C’est aussi au XVIII° siècle qu’apparaît la théorie des populations. On désigne par là l’idée que la Terre impose ses limites, y compris à la capacité de reproduction des Hommes. (cf. Malthus). Cette idée va à l’encontre de la religion qui encourage les Hommes à croître et à se multiplier. Godwin oppose à la théorie des populations l’idée que la productivité de la terre peut être améliorée grâce à l’Homme.

L’idée qui prévaut, à la fin du XVIII° siècle, chez Buffon, est celle que l’Homme est un agent géographique. Buffon a la conviction que la planète a vécu une histoire plus complexe que celle racontée dans la Bible (création, déluge). L’Homme en est l’acteur principal. En domestiquant des animaux, l’Homme dispose d’agents secondaires, qui vont eux aussi avoir un impact sur l’environnement.

Si le XVIII° siècle a porté de nombreux penseurs qui se sont interrogés sur les rapports de l’Homme et de la nature, c’est grâce à une meilleure connaissance des peuples du monde et des environnements terrestres. Les voyages d’exploration ont beaucoup joué. Cette réflexion sur la nature s’inscrit dans le cadre d’un monde pré-industriel.

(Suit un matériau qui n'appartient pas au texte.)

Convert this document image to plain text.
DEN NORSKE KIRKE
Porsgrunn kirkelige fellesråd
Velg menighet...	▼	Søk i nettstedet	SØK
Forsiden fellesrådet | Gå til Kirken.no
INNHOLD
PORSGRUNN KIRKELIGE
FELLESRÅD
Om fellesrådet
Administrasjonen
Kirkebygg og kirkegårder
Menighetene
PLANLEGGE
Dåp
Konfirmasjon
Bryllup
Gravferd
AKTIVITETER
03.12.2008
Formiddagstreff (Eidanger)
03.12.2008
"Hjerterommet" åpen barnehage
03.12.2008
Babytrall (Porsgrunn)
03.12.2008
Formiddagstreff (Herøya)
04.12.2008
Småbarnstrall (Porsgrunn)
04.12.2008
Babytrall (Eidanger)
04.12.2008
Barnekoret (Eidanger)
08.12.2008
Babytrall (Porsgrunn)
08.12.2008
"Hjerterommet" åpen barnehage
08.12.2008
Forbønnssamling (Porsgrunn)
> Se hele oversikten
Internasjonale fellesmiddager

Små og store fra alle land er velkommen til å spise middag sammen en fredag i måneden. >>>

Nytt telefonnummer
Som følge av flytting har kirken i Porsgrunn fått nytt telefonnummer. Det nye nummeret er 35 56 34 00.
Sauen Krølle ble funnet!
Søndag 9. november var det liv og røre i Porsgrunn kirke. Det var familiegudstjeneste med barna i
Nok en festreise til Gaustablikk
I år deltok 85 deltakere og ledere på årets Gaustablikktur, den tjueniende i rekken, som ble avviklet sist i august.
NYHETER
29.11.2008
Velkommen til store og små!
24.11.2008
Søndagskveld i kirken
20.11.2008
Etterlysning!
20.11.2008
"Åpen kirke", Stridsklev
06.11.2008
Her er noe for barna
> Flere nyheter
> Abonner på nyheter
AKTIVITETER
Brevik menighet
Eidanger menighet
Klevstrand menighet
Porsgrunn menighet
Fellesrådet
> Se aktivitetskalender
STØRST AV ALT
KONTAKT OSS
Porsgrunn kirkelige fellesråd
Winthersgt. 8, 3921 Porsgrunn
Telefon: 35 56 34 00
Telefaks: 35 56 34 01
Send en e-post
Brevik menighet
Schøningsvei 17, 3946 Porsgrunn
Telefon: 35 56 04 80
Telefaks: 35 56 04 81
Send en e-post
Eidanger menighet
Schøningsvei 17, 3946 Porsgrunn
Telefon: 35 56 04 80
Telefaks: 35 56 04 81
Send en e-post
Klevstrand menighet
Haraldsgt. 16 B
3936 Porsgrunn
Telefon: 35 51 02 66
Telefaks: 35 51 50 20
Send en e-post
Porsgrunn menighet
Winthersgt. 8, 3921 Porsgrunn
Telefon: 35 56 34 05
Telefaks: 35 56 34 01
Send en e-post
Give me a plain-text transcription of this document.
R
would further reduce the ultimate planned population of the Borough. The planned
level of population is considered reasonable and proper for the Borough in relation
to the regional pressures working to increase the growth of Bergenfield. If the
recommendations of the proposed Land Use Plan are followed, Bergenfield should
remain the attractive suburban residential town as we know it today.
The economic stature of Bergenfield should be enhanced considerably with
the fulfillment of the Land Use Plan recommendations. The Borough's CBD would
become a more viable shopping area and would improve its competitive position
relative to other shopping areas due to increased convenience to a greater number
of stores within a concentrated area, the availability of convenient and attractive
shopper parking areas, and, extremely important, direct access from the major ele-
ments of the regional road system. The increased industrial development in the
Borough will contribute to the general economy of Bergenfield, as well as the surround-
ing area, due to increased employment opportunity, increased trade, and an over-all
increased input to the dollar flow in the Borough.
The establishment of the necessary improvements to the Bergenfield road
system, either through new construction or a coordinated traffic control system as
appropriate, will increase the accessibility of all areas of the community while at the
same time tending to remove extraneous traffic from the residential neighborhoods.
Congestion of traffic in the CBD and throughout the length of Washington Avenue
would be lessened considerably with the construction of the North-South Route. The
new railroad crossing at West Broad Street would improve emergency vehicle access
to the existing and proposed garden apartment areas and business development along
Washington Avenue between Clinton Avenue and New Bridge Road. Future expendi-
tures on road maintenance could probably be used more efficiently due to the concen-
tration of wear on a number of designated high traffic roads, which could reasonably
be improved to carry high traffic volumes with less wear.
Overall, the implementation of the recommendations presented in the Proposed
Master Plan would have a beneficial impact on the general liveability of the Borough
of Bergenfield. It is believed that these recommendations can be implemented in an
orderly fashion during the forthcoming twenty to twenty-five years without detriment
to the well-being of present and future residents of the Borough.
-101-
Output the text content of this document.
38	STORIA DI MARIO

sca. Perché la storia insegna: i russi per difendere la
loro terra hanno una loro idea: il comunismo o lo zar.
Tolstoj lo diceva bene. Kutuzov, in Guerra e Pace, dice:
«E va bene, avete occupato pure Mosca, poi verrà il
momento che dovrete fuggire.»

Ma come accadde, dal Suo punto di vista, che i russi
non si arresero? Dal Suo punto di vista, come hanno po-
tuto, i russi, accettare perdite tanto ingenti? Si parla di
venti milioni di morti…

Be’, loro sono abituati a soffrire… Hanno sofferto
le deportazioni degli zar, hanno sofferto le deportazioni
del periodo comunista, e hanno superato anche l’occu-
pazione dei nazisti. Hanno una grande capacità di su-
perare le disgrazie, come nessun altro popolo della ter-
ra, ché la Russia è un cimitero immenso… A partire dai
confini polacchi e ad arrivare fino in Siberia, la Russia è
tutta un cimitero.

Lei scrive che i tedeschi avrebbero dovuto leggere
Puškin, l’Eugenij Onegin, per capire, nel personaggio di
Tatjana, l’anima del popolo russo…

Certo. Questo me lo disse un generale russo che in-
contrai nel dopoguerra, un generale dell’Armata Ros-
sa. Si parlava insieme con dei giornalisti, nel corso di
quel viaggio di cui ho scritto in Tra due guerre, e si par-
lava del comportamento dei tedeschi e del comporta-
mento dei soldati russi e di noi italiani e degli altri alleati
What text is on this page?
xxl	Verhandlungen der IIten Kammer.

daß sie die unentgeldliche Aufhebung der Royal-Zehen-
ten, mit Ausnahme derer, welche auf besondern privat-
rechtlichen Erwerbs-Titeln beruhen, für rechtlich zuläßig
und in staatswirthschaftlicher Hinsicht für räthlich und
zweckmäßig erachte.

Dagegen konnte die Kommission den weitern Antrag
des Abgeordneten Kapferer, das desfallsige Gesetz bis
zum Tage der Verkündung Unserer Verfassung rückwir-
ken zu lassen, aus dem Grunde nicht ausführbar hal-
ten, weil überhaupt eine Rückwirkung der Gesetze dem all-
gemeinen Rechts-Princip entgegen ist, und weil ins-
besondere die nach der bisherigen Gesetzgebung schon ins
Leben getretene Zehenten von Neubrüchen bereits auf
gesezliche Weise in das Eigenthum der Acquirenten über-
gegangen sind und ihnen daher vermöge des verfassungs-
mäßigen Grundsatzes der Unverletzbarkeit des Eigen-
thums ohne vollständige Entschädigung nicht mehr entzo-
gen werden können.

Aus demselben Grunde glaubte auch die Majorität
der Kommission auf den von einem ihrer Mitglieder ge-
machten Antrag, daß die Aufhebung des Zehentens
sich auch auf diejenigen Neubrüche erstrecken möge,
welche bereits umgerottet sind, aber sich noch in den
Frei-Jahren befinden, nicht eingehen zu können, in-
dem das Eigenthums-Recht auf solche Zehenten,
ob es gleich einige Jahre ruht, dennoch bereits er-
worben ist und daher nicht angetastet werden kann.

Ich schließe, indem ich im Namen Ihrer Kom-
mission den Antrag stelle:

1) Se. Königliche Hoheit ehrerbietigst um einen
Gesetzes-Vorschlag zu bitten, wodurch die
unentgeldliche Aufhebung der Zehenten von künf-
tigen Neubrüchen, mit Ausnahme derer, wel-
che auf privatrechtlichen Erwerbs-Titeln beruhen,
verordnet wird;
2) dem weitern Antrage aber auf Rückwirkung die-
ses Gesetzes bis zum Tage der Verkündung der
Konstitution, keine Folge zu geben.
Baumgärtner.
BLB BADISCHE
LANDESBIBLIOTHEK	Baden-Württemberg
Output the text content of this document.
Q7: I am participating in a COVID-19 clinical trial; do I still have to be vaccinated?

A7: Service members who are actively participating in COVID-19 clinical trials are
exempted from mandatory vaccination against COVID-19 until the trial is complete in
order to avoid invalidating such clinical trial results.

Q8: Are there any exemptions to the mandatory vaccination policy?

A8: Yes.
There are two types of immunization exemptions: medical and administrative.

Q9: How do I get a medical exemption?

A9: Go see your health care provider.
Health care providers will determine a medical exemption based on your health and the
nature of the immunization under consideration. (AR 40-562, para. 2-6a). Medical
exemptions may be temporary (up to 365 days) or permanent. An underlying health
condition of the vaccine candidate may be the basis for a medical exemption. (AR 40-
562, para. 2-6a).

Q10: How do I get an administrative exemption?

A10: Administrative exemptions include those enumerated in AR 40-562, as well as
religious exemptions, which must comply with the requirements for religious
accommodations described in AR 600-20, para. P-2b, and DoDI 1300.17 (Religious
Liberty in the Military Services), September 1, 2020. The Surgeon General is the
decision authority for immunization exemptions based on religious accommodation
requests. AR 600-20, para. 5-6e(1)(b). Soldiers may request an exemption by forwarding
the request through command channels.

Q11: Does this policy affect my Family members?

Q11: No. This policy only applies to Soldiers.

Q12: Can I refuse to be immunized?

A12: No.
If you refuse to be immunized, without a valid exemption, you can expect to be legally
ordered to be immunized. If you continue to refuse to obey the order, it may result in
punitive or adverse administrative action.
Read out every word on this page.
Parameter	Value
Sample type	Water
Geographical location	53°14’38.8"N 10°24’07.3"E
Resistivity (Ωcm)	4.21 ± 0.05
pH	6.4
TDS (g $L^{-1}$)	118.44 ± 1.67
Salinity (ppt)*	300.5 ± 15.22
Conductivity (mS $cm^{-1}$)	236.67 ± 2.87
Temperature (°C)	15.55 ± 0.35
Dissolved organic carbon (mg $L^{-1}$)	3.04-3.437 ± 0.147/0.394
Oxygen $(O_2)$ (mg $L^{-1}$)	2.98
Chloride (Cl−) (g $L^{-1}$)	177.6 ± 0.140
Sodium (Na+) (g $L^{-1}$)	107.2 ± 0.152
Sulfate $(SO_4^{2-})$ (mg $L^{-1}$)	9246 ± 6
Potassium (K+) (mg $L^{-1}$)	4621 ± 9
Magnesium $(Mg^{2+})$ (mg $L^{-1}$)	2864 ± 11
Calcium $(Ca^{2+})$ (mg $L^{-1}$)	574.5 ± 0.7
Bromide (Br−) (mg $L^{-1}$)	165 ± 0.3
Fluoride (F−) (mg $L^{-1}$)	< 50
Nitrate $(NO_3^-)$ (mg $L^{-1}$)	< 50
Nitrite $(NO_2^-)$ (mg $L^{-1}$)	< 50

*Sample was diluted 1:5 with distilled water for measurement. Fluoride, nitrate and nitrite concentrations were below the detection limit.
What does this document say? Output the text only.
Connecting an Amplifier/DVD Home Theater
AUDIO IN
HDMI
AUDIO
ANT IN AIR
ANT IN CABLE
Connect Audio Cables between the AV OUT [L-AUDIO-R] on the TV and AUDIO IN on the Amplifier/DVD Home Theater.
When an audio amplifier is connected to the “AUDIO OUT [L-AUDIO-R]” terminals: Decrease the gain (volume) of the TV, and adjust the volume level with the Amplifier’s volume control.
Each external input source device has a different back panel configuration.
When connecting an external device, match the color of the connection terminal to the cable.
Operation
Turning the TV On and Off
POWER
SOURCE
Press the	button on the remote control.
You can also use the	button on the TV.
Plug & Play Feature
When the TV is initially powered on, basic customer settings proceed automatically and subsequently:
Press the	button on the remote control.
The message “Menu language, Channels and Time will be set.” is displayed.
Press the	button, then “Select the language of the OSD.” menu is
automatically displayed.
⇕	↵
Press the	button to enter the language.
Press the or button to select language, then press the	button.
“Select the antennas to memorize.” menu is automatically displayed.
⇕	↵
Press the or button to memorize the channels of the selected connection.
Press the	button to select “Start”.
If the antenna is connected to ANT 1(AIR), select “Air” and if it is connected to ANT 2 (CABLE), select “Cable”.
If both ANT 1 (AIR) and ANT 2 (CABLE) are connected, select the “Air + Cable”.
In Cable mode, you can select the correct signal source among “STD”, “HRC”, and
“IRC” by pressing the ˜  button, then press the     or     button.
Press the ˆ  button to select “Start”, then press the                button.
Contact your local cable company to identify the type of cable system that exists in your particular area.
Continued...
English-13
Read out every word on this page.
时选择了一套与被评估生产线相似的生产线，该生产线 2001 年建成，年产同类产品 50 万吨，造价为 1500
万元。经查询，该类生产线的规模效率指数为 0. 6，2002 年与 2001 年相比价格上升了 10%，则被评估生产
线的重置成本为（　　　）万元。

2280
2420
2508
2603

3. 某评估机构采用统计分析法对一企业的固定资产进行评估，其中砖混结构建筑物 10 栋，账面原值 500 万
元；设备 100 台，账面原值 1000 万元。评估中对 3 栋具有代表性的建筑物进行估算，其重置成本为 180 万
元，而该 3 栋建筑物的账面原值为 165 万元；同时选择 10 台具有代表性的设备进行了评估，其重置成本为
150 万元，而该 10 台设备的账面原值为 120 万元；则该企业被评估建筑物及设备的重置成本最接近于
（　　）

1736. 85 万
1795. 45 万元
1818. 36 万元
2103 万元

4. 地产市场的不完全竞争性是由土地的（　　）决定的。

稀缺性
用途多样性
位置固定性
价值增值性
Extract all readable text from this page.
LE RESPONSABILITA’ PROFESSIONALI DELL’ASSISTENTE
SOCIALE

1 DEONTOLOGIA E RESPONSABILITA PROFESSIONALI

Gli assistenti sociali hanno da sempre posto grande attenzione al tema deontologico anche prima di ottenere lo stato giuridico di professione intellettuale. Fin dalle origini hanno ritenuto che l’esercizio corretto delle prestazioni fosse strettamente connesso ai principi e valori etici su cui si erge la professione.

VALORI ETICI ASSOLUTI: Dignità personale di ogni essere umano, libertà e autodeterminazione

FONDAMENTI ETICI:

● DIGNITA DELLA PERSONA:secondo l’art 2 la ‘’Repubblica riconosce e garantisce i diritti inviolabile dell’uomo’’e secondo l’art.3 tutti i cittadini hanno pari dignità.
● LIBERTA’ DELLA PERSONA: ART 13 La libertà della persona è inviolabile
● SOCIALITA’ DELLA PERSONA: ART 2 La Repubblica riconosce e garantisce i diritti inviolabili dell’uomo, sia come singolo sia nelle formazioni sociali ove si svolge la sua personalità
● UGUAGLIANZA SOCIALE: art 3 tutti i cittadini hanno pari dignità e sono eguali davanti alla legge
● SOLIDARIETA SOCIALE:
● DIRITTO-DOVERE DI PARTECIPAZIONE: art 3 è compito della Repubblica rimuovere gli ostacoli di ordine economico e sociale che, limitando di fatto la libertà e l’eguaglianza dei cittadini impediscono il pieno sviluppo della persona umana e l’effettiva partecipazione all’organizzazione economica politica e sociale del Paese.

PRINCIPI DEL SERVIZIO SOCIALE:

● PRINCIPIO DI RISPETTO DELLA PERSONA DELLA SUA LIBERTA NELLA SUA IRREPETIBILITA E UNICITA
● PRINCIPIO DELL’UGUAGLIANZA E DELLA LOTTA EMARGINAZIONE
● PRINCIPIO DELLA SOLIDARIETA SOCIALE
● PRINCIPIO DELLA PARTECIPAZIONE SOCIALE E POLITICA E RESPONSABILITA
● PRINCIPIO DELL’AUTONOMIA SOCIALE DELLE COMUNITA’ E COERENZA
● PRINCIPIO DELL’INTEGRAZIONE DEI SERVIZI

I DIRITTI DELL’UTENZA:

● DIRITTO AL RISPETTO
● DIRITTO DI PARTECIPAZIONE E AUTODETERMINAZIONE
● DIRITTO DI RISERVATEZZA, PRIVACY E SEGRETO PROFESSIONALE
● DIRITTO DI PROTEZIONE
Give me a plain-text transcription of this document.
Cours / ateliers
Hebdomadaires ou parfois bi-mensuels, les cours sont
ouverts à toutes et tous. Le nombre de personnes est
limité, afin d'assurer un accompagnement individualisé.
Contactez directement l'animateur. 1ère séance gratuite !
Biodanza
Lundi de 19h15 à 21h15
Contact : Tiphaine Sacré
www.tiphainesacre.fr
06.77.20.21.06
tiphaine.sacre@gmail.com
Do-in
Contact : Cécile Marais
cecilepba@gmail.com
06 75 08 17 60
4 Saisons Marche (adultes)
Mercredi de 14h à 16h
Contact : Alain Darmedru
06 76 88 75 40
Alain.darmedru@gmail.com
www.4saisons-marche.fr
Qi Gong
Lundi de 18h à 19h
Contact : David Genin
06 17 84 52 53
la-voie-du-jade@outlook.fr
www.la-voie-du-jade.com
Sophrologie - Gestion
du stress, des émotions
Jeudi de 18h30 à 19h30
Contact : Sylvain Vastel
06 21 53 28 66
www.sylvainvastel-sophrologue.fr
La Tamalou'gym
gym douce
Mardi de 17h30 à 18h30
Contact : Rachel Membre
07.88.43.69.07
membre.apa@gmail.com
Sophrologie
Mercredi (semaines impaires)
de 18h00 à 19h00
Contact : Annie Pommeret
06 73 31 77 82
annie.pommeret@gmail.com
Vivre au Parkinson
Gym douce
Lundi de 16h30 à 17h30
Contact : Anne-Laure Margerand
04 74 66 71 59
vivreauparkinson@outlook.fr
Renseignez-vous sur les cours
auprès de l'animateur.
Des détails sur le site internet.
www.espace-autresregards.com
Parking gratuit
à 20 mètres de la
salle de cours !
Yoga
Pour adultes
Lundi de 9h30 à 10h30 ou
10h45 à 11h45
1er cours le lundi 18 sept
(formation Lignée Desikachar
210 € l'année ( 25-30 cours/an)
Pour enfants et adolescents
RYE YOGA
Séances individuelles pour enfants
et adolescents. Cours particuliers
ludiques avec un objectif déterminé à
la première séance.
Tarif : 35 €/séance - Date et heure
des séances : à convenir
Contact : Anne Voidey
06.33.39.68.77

L’édition française de Traces on the Rhodian Share permet de découvrir l’élaboration des idées qui fonderont la géographie. La lecture de cet ouvrage prend toute sa place dans le débat qui a donné naissance à la notion de Développement Durable.
Clarence Glacken a l’art de rendre limpide des thèses compliquées. Malgré tout, son ouvrage reste une somme.